No, this is not about special effects and environmental mapping in 3D-graphics, but about the experience of writing the game so far. Reason I’m writing this is, that I hit 501 commits today and thought it might be a good time to look back.
pyherc is my pet project that I have been working in a form or another for years. It all started back in the 90s, when I wanted to program the greatest rpg-game ever. I was using Turbo Pascal back then and learned quite a bit about basics of object oriented programming, but never got the game even to run.
Next try was some years later when I started learning C/C++ and tried writing the game again. Success was about as good as with Turbo Pascal (so, I learned how objects work in C/C++ and how easy it is to get tangled to little details), but again I didn’t get a playable game.

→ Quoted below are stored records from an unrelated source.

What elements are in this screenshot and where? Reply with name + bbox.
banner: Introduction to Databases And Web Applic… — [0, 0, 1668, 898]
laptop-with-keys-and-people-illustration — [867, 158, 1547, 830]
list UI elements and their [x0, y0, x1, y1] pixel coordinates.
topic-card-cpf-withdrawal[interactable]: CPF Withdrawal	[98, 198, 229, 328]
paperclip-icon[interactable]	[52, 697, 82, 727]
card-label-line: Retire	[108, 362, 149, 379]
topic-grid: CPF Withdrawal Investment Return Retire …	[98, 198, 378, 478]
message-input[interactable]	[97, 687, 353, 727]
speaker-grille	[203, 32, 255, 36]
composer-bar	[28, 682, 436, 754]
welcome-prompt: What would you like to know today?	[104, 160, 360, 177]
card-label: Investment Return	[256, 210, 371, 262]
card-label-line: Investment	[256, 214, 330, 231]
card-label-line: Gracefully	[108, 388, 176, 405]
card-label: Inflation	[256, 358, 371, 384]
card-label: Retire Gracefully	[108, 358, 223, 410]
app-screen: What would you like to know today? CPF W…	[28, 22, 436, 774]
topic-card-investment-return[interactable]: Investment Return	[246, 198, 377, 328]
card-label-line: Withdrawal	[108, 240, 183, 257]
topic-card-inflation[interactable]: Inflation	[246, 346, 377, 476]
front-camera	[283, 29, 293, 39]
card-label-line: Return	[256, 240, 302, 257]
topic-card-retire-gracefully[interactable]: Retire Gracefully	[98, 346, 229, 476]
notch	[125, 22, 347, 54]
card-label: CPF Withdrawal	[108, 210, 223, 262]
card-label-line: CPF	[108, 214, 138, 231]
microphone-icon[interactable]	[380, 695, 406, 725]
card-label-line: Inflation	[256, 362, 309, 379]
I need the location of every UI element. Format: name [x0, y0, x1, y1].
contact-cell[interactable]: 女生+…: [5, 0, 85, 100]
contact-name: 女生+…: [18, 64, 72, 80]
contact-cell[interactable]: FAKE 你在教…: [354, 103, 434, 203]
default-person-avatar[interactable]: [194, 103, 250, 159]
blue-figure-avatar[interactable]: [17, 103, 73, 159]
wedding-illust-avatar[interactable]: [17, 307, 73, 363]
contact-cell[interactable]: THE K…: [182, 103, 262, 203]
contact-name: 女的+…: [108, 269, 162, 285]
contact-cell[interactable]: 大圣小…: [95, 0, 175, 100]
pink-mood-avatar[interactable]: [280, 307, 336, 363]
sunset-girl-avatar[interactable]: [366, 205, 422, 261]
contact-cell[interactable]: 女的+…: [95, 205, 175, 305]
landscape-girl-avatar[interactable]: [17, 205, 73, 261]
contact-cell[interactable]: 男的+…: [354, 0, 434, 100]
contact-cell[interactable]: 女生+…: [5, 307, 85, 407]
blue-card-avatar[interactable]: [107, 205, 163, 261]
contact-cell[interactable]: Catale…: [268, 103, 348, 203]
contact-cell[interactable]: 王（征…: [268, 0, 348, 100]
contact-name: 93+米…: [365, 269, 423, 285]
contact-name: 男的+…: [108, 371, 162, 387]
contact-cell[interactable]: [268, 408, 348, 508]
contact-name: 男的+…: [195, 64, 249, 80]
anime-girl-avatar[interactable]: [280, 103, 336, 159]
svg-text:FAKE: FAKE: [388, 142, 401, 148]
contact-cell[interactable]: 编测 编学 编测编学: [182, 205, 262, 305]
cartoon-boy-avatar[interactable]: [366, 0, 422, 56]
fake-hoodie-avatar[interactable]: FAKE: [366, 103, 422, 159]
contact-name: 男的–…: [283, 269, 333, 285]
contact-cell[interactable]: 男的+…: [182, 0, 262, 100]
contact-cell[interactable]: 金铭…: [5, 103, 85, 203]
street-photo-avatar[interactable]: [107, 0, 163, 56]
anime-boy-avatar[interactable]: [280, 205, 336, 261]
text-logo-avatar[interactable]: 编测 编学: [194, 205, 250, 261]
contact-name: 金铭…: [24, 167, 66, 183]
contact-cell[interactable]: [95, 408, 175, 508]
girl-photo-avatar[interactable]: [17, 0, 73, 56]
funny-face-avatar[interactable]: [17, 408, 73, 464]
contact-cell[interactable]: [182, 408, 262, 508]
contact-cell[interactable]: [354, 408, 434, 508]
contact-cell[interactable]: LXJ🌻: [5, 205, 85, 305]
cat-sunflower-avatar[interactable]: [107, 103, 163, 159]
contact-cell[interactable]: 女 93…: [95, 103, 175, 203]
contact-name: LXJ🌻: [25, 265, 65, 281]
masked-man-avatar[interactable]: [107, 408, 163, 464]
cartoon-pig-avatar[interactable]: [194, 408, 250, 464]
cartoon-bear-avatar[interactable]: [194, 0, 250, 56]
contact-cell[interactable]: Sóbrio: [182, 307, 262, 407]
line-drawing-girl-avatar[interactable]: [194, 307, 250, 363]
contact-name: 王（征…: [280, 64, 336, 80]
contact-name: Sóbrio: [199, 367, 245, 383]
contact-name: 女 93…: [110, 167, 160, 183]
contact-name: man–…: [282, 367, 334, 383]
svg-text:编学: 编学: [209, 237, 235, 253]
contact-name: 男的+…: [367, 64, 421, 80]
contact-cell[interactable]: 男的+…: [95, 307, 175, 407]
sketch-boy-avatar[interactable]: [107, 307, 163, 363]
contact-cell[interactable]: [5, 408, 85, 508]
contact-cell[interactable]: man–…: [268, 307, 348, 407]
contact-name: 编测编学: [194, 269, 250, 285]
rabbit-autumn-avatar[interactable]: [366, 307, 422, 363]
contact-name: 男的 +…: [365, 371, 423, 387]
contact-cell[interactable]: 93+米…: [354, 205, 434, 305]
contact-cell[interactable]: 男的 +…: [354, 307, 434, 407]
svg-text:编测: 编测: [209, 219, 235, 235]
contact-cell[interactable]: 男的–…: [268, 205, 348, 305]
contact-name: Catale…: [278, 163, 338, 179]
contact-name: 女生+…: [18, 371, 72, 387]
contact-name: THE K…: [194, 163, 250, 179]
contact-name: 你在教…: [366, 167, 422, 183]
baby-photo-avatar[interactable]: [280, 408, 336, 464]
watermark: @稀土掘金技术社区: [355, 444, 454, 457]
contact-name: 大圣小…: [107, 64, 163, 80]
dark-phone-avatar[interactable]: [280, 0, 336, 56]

Then came Java and I thought it would be useful language to learn (I also liked the amount of libraries available out there) and I started hacking the code together. This time I actually got runnable game, where you could walk around, pick up and eat bananas and kill some randomly wandering monsters. This was also the first time I was exposed to unit testing. I wrote some of those, but the approach was not very structured or disciplined. Despite of that, I quickly realised that writing unit tests was good way to catch bugs before you could even run the code in actual game. Eventually I gave up with the game though and abandoned it.
Latest try has been written with Python. So far the results have been much better than before. I have playable game (albeit very basic) with extensive test cases around it. I’m trying to maintain healthy pace (not coding too much, not abandoning the project completely), while learning and trying out new things (inversion of control, dependency injection, doctests and so on). The game isn’t anything particularly special, but I’m quite proud that I finally got this far. Lets see where next 500 commits will take me.